A team of inspectors from the U.N.’s nuclear watchdog headed Wednesday to Ukraine’s Zaporizhzhia nuclear power plant to assess safety and security issues at the Russian-controlled site.
International Atomic Energy Agency Director General Rafael Grossi said the team he is leading will spend several days at the plant and said their mission is a “very complex operation.”
“We are going to a war zone. We are going to occupied territory. This requires the explicit guarantees from not only from the Russian Federation but also from the Republic of Ukraine. And we have been able to secure that,” Grossi told reporters in Kyiv.

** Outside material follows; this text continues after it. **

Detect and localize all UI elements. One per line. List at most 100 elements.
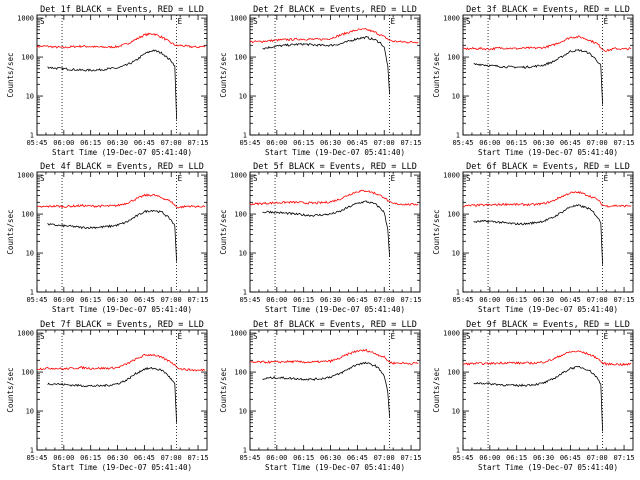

He also said inspectors would be talking to personnel at the nuclear plant, which despite Russian control is being run by Ukrainian engineers.
“Of course, that is one of the most important things I want to do, and I will do it,” Grossi said.
Both Russia and Ukraine allege the other has continued to shell territory near the facility, with world leaders expressing fears that a nuclear disaster is possible.
The IAEA met Tuesday with Ukrainian President Volodymyr Zelenskyy who called for the “immediate demilitarization of the plant” and its transfer to “full Ukrainian control.”
According to The New York Times, the plant showed signs of being hit by artillery fire and is blanketed in smoke from nearby wildfires.
The IAEA said the mission will focus on assessing physical damage at the plant, determining the functionality of safety and security systems, evaluating staff conditions and performing “urgent safeguards activities.”
Some information for this story came from The Associated Press, Agence France-Presse and Reuters.